I’ve hit 505 and 515 so far this year, and am just mad that I tried it despite the difficulty of 460 because it was a juvenile move on my part. It did take me 6 years to get from 470 to 515 which is 100% mental. I’m hoping to start bumping up on that 6 plate plateau next year though - will be focusing heavily on strength in the second half of the year.
Nice, 515 is a solid DL. I think in the age of Social Media and YouTube the perception of what numbers people hit has been skewed. The people with great lifts / bodies post a lot. The people without it don’t post stuff related to lifting.
I remember seeing a video of Jay Cutler from the early 2000s deadlifting. He really struggled to hit 495 for a set of 3. That puts a bit of perspective to how hard the lift is.

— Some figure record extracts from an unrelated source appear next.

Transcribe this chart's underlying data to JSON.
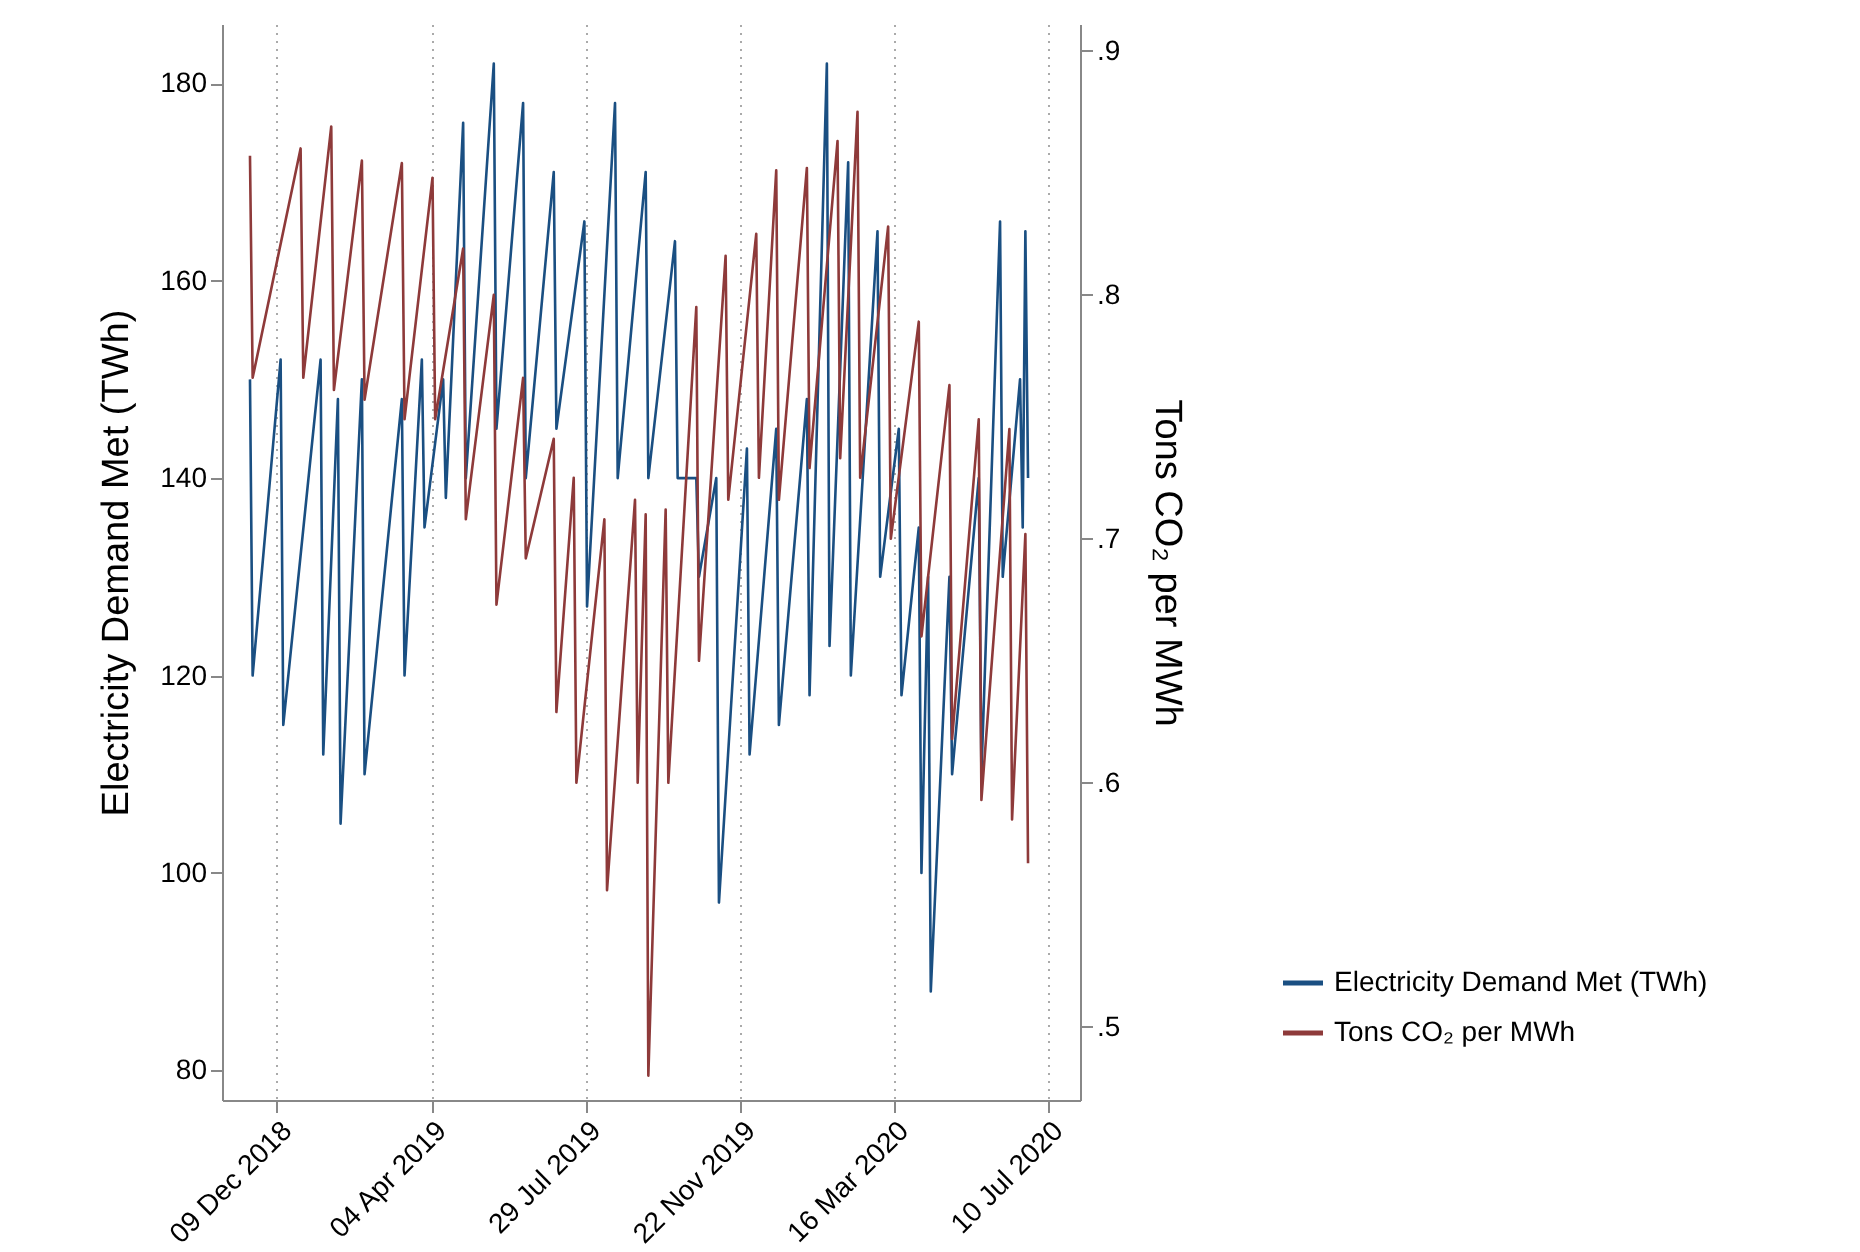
{
  "chart_data": {
    "type": "line",
    "ylabel": "Electricity Demand Met (TWh)",
    "y2label": "Tons CO₂ per MWh",
    "xlim": [
      "2018-10-29",
      "2020-08-03"
    ],
    "xticks": [
      {
        "value": "2018-12-09",
        "label": "09 Dec 2018"
      },
      {
        "value": "2019-04-04",
        "label": "04 Apr 2019"
      },
      {
        "value": "2019-07-29",
        "label": "29 Jul 2019"
      },
      {
        "value": "2019-11-22",
        "label": "22 Nov 2019"
      },
      {
        "value": "2020-03-16",
        "label": "16 Mar 2020"
      },
      {
        "value": "2020-07-10",
        "label": "10 Jul 2020"
      }
    ],
    "ylim": [
      77,
      186
    ],
    "yticks": [
      80,
      100,
      120,
      140,
      160,
      180
    ],
    "y2lim": [
      0.47,
      0.911
    ],
    "y2ticks": [
      {
        "value": 0.5,
        "label": ".5"
      },
      {
        "value": 0.6,
        "label": ".6"
      },
      {
        "value": 0.7,
        "label": ".7"
      },
      {
        "value": 0.8,
        "label": ".8"
      },
      {
        "value": 0.9,
        "label": ".9"
      }
    ],
    "grid": "x",
    "legend": "right",
    "line_style": "solid",
    "marker": "none",
    "series": [
      {
        "name": "Electricity Demand Met (TWh)",
        "color": "#1a4f82",
        "x": [
          "2018-11-19",
          "2018-11-21",
          "2018-12-12",
          "2018-12-14",
          "2019-01-11",
          "2019-01-13",
          "2019-01-24",
          "2019-01-26",
          "2019-02-11",
          "2019-02-13",
          "2019-03-13",
          "2019-03-15",
          "2019-03-28",
          "2019-03-30",
          "2019-04-13",
          "2019-04-15",
          "2019-04-28",
          "2019-04-30",
          "2019-05-21",
          "2019-05-23",
          "2019-06-12",
          "2019-06-14",
          "2019-07-05",
          "2019-07-07",
          "2019-07-28",
          "2019-07-30",
          "2019-08-20",
          "2019-08-22",
          "2019-09-12",
          "2019-09-14",
          "2019-10-04",
          "2019-10-06",
          "2019-10-20",
          "2019-10-22",
          "2019-11-04",
          "2019-11-06",
          "2019-11-27",
          "2019-11-29",
          "2019-12-19",
          "2019-12-21",
          "2020-01-11",
          "2020-01-13",
          "2020-01-26",
          "2020-01-28",
          "2020-02-11",
          "2020-02-13",
          "2020-03-04",
          "2020-03-06",
          "2020-03-20",
          "2020-03-22",
          "2020-04-04",
          "2020-04-06",
          "2020-04-11",
          "2020-04-13",
          "2020-04-27",
          "2020-04-29",
          "2020-05-19",
          "2020-05-21",
          "2020-06-04",
          "2020-06-06",
          "2020-06-19",
          "2020-06-21",
          "2020-06-23",
          "2020-06-25"
        ],
        "values": [
          150,
          120,
          152,
          115,
          152,
          112,
          148,
          105,
          150,
          110,
          148,
          120,
          152,
          135,
          150,
          138,
          176,
          140,
          182,
          145,
          178,
          140,
          171,
          145,
          166,
          127,
          178,
          140,
          171,
          140,
          164,
          140,
          140,
          130,
          140,
          97,
          143,
          112,
          145,
          115,
          148,
          118,
          182,
          123,
          172,
          120,
          165,
          130,
          145,
          118,
          135,
          100,
          130,
          88,
          130,
          110,
          140,
          110,
          166,
          130,
          150,
          135,
          165,
          140
        ]
      },
      {
        "name": "Tons CO₂ per MWh",
        "color": "#8e3a3a",
        "axis": "y2",
        "x": [
          "2018-11-19",
          "2018-11-21",
          "2018-12-27",
          "2018-12-29",
          "2019-01-19",
          "2019-01-21",
          "2019-02-11",
          "2019-02-13",
          "2019-03-13",
          "2019-03-15",
          "2019-04-05",
          "2019-04-07",
          "2019-04-28",
          "2019-04-30",
          "2019-05-21",
          "2019-05-23",
          "2019-06-12",
          "2019-06-14",
          "2019-07-05",
          "2019-07-07",
          "2019-07-20",
          "2019-07-22",
          "2019-08-12",
          "2019-08-14",
          "2019-09-04",
          "2019-09-06",
          "2019-09-12",
          "2019-09-14",
          "2019-09-27",
          "2019-09-29",
          "2019-10-20",
          "2019-10-22",
          "2019-11-11",
          "2019-11-13",
          "2019-12-04",
          "2019-12-06",
          "2019-12-19",
          "2019-12-21",
          "2020-01-11",
          "2020-01-13",
          "2020-02-03",
          "2020-02-05",
          "2020-02-18",
          "2020-02-20",
          "2020-03-12",
          "2020-03-14",
          "2020-04-04",
          "2020-04-06",
          "2020-04-27",
          "2020-04-29",
          "2020-05-19",
          "2020-05-21",
          "2020-06-11",
          "2020-06-13",
          "2020-06-23",
          "2020-06-25"
        ],
        "values": [
          0.857,
          0.766,
          0.86,
          0.766,
          0.869,
          0.761,
          0.855,
          0.757,
          0.854,
          0.749,
          0.848,
          0.749,
          0.819,
          0.708,
          0.8,
          0.673,
          0.766,
          0.692,
          0.741,
          0.629,
          0.725,
          0.6,
          0.708,
          0.556,
          0.716,
          0.6,
          0.71,
          0.48,
          0.712,
          0.6,
          0.795,
          0.65,
          0.816,
          0.716,
          0.825,
          0.725,
          0.851,
          0.716,
          0.852,
          0.729,
          0.863,
          0.733,
          0.875,
          0.725,
          0.828,
          0.7,
          0.789,
          0.66,
          0.763,
          0.618,
          0.749,
          0.593,
          0.745,
          0.585,
          0.702,
          0.567
        ]
      }
    ]
  }
}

Thanks man. I definitely agree that social media can give the perception that everyone can bench a Volvo, squat a tank, and deadlift a house. I’m happy with my lower body numbers, especially for having defective lumbar vertebrae, but I’m not content with them. I’ll be taking your advice on the upper body lifts to see if I can’t shake some gains loose on them.
100 reps jump rope
Wendler active recovery 4 - 5 reps
100 jr
Wendler x 5
100 jr
Band pull apart - 35
100 jr
BPA - 35
100 jr
BPA - 30
100 jr
Wrist rolls - 10 lbs - floor to bar and back each direction
100 jr
WR
100 jr
WR
100 jr
This was fun and I feel better now than I did before doing it
jr = jump rope and WR = wrist rolls. No real programming to them, just doing the work keeps my wrists and elbows healthy. It is a struggle on the last time through, though.
For wrist rolls I have a pipe with rope attached that holds a weight. I roll the pipe until the weight is all the way up at my hands, then unroll it until the weight touches the floor again. Repeat in the opposite direction and that is one rep. Yes, it hurts a lot.

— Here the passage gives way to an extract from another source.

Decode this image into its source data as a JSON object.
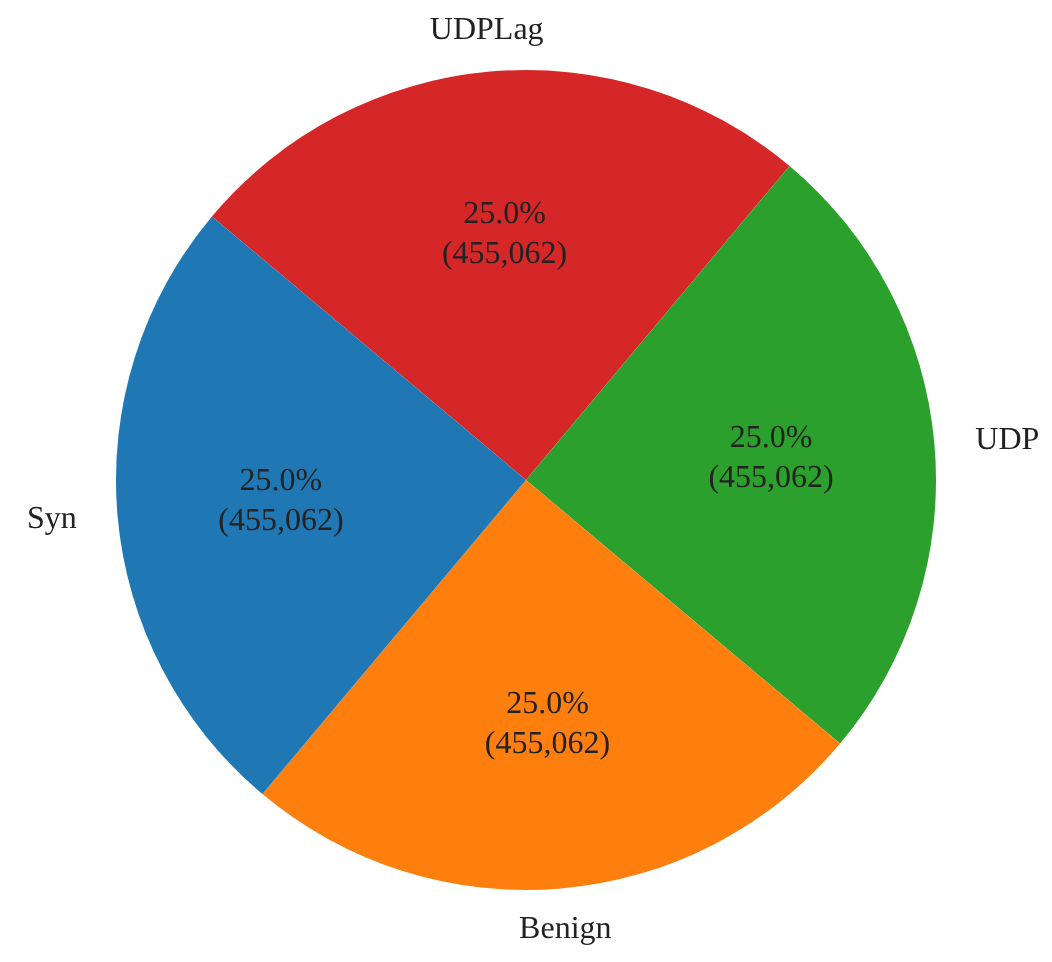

Either on an off day or superset it with non-grip-intensive lifts. I notice I’m way stronger overhead if I do them as my warm-up and my elbows feel better. Adds stability with weight in the hands.

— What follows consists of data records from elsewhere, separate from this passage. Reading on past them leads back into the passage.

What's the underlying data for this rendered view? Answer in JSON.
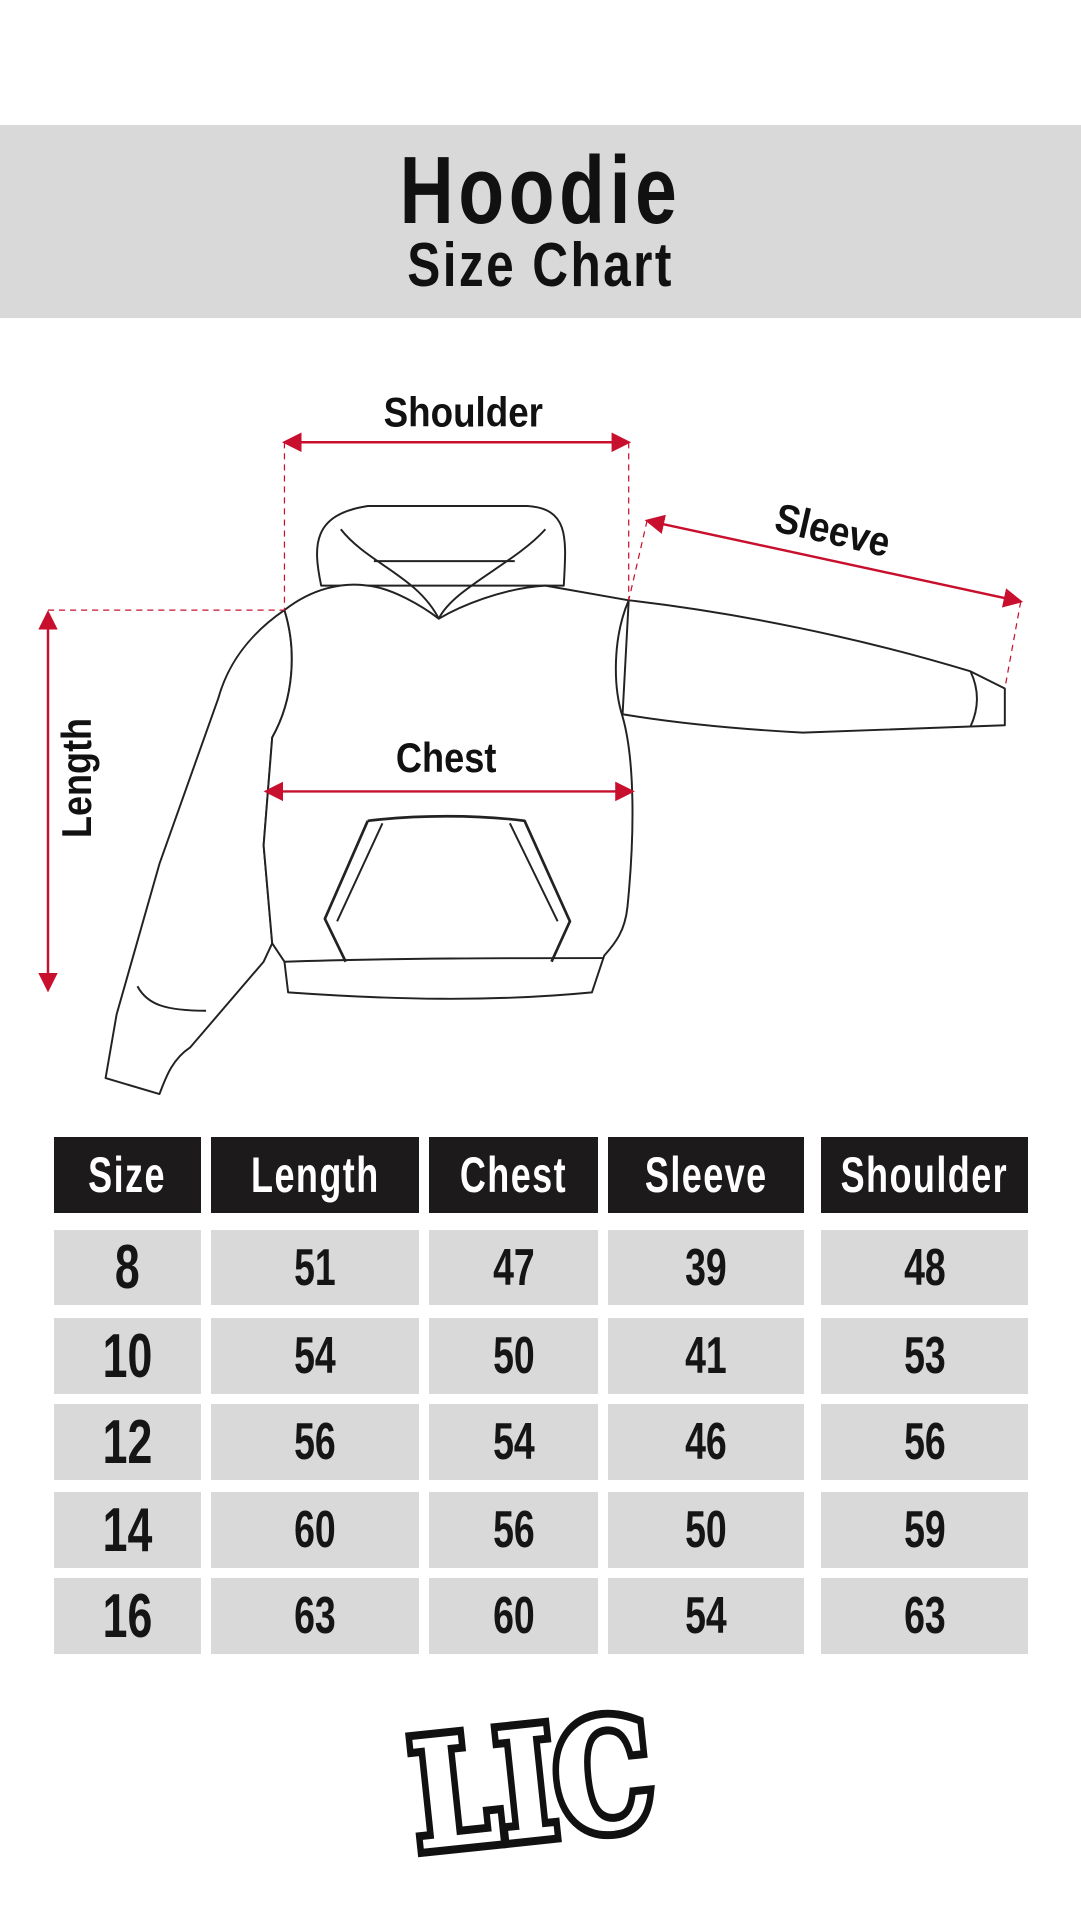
{
  "header": {
    "title": "Hoodie",
    "subtitle": "Size Chart",
    "band_color": "#d9d9d9"
  },
  "diagram": {
    "labels": {
      "shoulder": "Shoulder",
      "sleeve": "Sleeve",
      "length": "Length",
      "chest": "Chest"
    },
    "arrow_color": "#c8102e",
    "icon": "hoodie-outline"
  },
  "table": {
    "columns": [
      "Size",
      "Length",
      "Chest",
      "Sleeve",
      "Shoulder"
    ],
    "rows": [
      [
        "8",
        "51",
        "47",
        "39",
        "48"
      ],
      [
        "10",
        "54",
        "50",
        "41",
        "53"
      ],
      [
        "12",
        "56",
        "54",
        "46",
        "56"
      ],
      [
        "14",
        "60",
        "56",
        "50",
        "59"
      ],
      [
        "16",
        "63",
        "60",
        "54",
        "63"
      ]
    ],
    "header_color": "#1c1a1b",
    "cell_color": "#d9d9d9"
  },
  "logo": {
    "text": "LIC"
  }
}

Up and moving. Had some bourbon, steak, and a lot of veggies last night and didn’t sleep the best. Was gonna push to tomorrow but caffeine revived me. Normal PWO routine.
Squat
45 x 5
135 x 5
225 x 5
275 - 5 x 5
Press
45 x 5
65 x 5
80 x 5
95 x 3
110 x 3
125 x 3
140 x 5
Assistance
SS w/ squat
Chin/pull ups - 9,9,9,8,8,8
SS w/ press
DB curls - 25 lbs - 5 x 10
SS w/ each other
Standing plate overhead triceps extensions - 25 lbs - 5 x 20
Stiff leg deadlifts - 135 lbs - 5 x 10
Cardio
10 minute tabata battle ropes
I have no idea why, but chins felt extremely strong today. Squat and press didn’t, though. Assistance was good and cardio was pretty solid. Not bad for no sleep and a mild hangover.